Does that means that more than three out of five ARE prepared to put up with those negative side-effects? I couldn’t get hold of the study to check and it’s always possible that some respondents said they don’t know or didn’t answer the question.
Now this would be a fun assignment. Pick the data above and write a post about how many women really are very ambitious at work! One in four of all women are hovering around, ready to grab the job of their bosses! One in four are avidly working towards their next promotion! And so on.
Most men are not working towards their next promotion. I’m willing to bet on that. But because we didn’t study that at all, everything about the interpretations is pure speculation.

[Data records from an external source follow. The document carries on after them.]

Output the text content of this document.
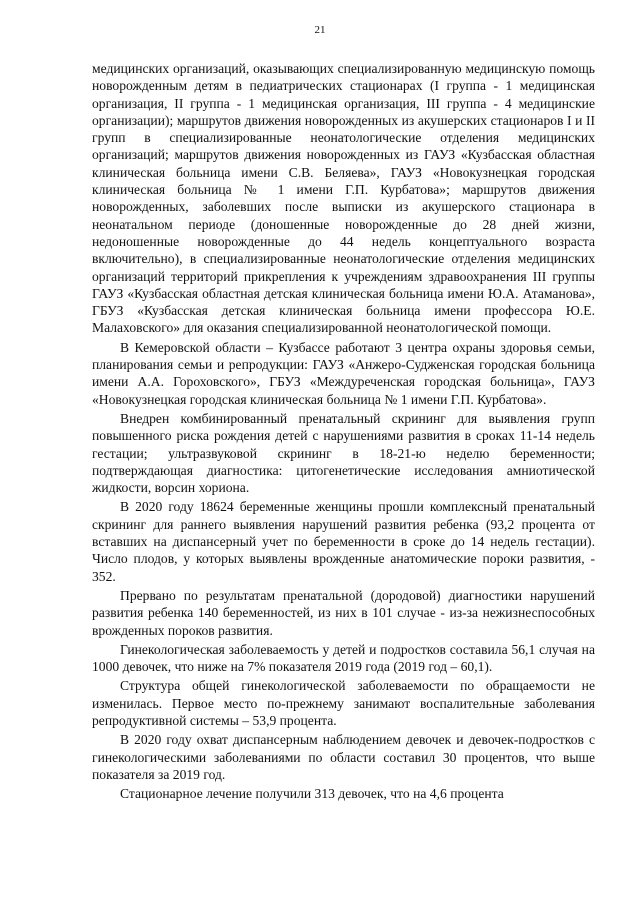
21

медицинских организаций, оказывающих специализированную медицинскую помощь новорожденным детям в педиатрических стационарах (I группа - 1 медицинская организация, II группа - 1 медицинская организация, III группа - 4 медицинские организации); маршрутов движения новорожденных из акушерских стационаров I и II групп в специализированные неонатологические отделения медицинских организаций; маршрутов движения новорожденных из ГАУЗ «Кузбасская областная клиническая больница имени С.В. Беляева», ГАУЗ «Новокузнецкая городская клиническая больница № 1 имени Г.П. Курбатова»; маршрутов движения новорожденных, заболевших после выписки из акушерского стационара в неонатальном периоде (доношенные новорожденные до 28 дней жизни, недоношенные новорожденные до 44 недель концептуального возраста включительно), в специализированные неонатологические отделения медицинских организаций территорий прикрепления к учреждениям здравоохранения III группы ГАУЗ «Кузбасская областная детская клиническая больница имени Ю.А. Атаманова», ГБУЗ «Кузбасская детская клиническая больница имени профессора Ю.Е. Малаховского» для оказания специализированной неонатологической помощи.

В Кемеровской области – Кузбассе работают 3 центра охраны здоровья семьи, планирования семьи и репродукции: ГАУЗ «Анжеро-Судженская городская больница имени А.А. Гороховского», ГБУЗ «Междуреченская городская больница», ГАУЗ «Новокузнецкая городская клиническая больница № 1 имени Г.П. Курбатова».

Внедрен комбинированный пренатальный скрининг для выявления групп повышенного риска рождения детей с нарушениями развития в сроках 11-14 недель гестации; ультразвуковой скрининг в 18-21-ю неделю беременности; подтверждающая диагностика: цитогенетические исследования амниотической жидкости, ворсин хориона.

В 2020 году 18624 беременные женщины прошли комплексный пренатальный скрининг для раннего выявления нарушений развития ребенка (93,2 процента от вставших на диспансерный учет по беременности в сроке до 14 недель гестации). Число плодов, у которых выявлены врожденные анатомические пороки развития, - 352.

Прервано по результатам пренатальной (дородовой) диагностики нарушений развития ребенка 140 беременностей, из них в 101 случае - из-за нежизнеспособных врожденных пороков развития.

Гинекологическая заболеваемость у детей и подростков составила 56,1 случая на 1000 девочек, что ниже на 7% показателя 2019 года (2019 год – 60,1).

Структура общей гинекологической заболеваемости по обращаемости не изменилась. Первое место по-прежнему занимают воспалительные заболевания репродуктивной системы – 53,9 процента.

В 2020 году охват диспансерным наблюдением девочек и девочек-подростков с гинекологическими заболеваниями по области составил 30 процентов, что выше показателя за 2019 год.

Стационарное лечение получили 313 девочек, что на 4,6 процента
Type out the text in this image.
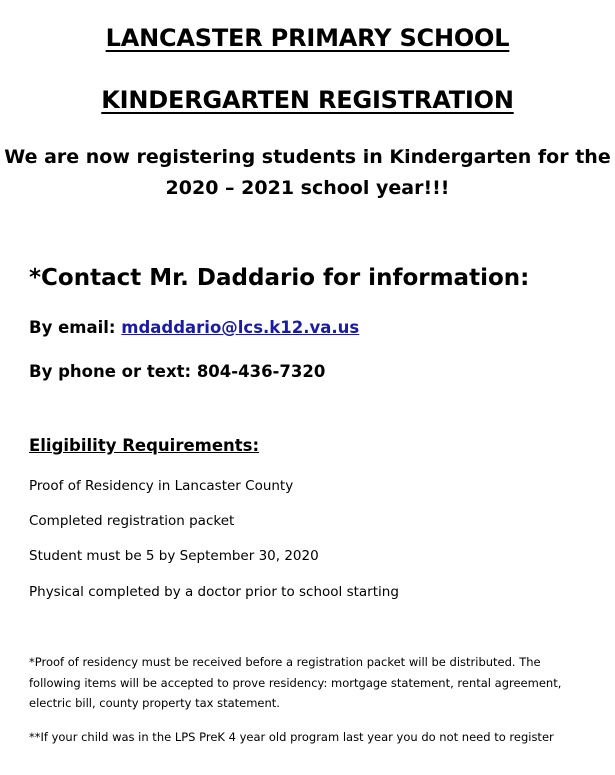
LANCASTER PRIMARY SCHOOL
KINDERGARTEN REGISTRATION
We are now registering students in Kindergarten for the
2020 – 2021 school year!!!
*Contact Mr. Daddario for information:

By email: mdaddario@lcs.k12.va.us

By phone or text: 804-436-7320

Eligibility Requirements:

Proof of Residency in Lancaster County

Completed registration packet

Student must be 5 by September 30, 2020

Physical completed by a doctor prior to school starting

*Proof of residency must be received before a registration packet will be distributed. The
following items will be accepted to prove residency: mortgage statement, rental agreement,
electric bill, county property tax statement.

**If your child was in the LPS PreK 4 year old program last year you do not need to register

Even more disturbing was the MSNBC coverage of the poll, which, at two and a half minutes long, also fails to report on the methodology and recites the same depressing, headline-making statistics and includes gems like these, regarding the reasons women said they were less ambitious.
“The pressure, the responsibility. Most just wanted to have ‘a life.'”
The implication, of course, is that men can handle the pressure, the responsibility, and don’t want to have a life, because they’d rather be successful. And that’s how we wind up with a Fortune 500 list that’s 96 percent male. I am all for work-life balance, but propagating the idea that women are averse to pressure and responsibility and would rather faff around having “a life” (which, of course, presumes another earner in the household, supporting that “life”) is dangerous and irresponsible. And, given that women now hold the majority of managerial positions, it’s also kinda not true. From Hanna Rosin’s “The End of Men.”
According to the Bureau of Labor Statistics, women now hold 51.4 percent of managerial and professional jobs—up from 26.1 percent in 1980. They make up 54 percent of all accountants and hold about half of all banking and insurance jobs. About a third of America’s physicians are now women, as are 45 percent of associates in law firms—and both those percentages are rising fast.
The MSNBC piece ends with this doozy, which more or less declares “The End of Women.”
“A message from the generation that broke through the glass ceiling to their daughters: Maybe having it all isn’t all it’s cracked up to be.”
Uh, sure, right, maybe. It’s entirely possible that the survey results truly did include that message. But without any details – who they polled, their ages, how many of them there were, etc. – are we really supposed to accept, at face value, that “women are less ambitious now than they were ten years ago”?